Cellular agriculture focuses on the production of agricultural products from cell cultures using a combination of biotechnology, tissue engineering, molecular biology, and synthetic biology to create and design new methods of producing proteins, fats, and tissues that would otherwise come from traditional agriculture. Most of the industry is focused on animal products such as meat, milk, and eggs, produced in cell culture rather than raising and slaughtering farmed livestock which is associated with substantial global problems of detrimental environmental impacts (e.g. of meat production), animal welfare, food security and human health. Cellular agriculture is a field of the biobased economy. The most well known cellular agriculture concept is cultured meat.
Although cellular agriculture is a nascent scientific discipline, cellular agriculture products were first commercialized in the early 20th century with insulin and rennet.
On March 24, 1990, the FDA approved a bacterium that had been genetically engineered to produce rennet, making it the first genetically engineered product for food.
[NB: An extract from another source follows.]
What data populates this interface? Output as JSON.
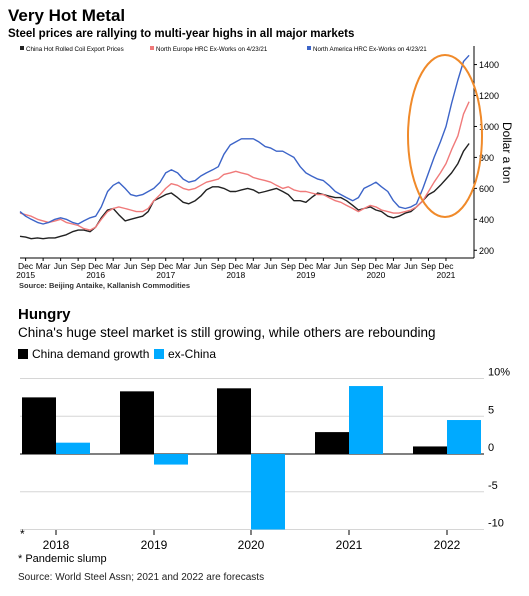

Rennet is a mixture of enzymes that turns milk into curds and whey in cheese making. Traditionally, rennet is extracted from the inner lining of the fourth stomach of calves. Today, cheese making processes use rennet enzymes from genetically engineered bacteria, fungi, or yeasts because they are unadulterated, more consistent, and less expensive than animal-derived rennet.
In 2004, Jason Matheny founded New Harvest, whose mission is to "accelerate breakthroughs in cellular agriculture". New Harvest is the only organization focused exclusively on advancing the field of cellular agriculture and provided the first PhD funding specifically for cellular agriculture, at Tufts University.
By 2014, IndieBio, a synthetic biology accelerator in San Francisco, has incubated several cellular agriculture startups, hosting Muufri (making milk from cell culture, now Perfect Day Foods), The EVERY Company (making egg whites from cell culture), Gelzen (making gelatin from bacteria and yeast, now Geltor), Afineur (making cultured coffee beans) and Pembient (making rhino horn).